The Company also uses core funds from operations, or Core FFO, as an operating measure. Core FFO includes adjustments to exclude the impact of straight-line adjustments for ground leases, gains and losses from extinguishment of debt, transaction costs related to acquisitions and reorganization, management transition costs and certain other non-cash items. The Company believes that these adjustments are appropriate in determining Core FFO as they are not indicative of the operating performance of the Company's assets. In addition, the Company believes that Core FFO is a useful supplemental measure for the investing community to use in comparing the Company to other REITs as most REITs provide some form of adjusted or modified FFO.

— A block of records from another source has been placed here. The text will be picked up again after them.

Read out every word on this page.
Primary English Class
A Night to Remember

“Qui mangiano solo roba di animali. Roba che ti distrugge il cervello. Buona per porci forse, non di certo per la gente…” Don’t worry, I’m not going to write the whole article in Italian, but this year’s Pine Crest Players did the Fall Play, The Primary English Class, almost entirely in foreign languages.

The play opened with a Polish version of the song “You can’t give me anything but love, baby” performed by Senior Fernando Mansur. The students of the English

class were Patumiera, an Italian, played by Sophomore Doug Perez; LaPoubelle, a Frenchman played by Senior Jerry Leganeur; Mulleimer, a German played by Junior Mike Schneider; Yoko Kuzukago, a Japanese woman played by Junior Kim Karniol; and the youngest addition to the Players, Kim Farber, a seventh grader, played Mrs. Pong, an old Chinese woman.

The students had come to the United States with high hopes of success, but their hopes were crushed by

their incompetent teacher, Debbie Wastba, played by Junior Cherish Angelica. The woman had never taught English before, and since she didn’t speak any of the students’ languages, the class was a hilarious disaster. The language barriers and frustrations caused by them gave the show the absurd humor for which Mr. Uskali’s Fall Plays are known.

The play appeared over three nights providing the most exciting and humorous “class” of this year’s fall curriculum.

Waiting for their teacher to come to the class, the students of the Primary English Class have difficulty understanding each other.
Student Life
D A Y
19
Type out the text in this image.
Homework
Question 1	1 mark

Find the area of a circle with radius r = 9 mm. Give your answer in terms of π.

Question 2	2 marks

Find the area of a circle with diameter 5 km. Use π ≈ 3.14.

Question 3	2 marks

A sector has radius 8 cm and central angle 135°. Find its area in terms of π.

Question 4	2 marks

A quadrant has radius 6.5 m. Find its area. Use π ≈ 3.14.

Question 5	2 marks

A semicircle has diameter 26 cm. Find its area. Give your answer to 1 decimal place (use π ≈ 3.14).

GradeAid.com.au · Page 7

Management believes that net operating income ("NOI") is a useful measure of our operating performance. We define NOI as total property revenues less total property operating expenses, excluding depreciation and amortization. Other REITs may use different methodologies for calculating NOI, and accordingly, our NOI may not be comparable to other REITs. We believe that this measure provides an operating perspective not immediately apparent from GAAP operating income or net income. We use NOI to evaluate our performance on a same store and non-same store basis. NOI allows us to evaluate the operating performance of our properties because it measures the core operations of property performance by excluding corporate level expenses and other items not related to property operating performance and captures trends in rental housing and property operating expenses.
The Company defines same store communities as communities owned and stabilized for the entirety of both periods presented, excluding properties held for sale. Reconciliations of net income attributable to common stockholders to FFO, Core FFO, NOI, and same store NOI are included in the Supplemental Information posted on the Company's website.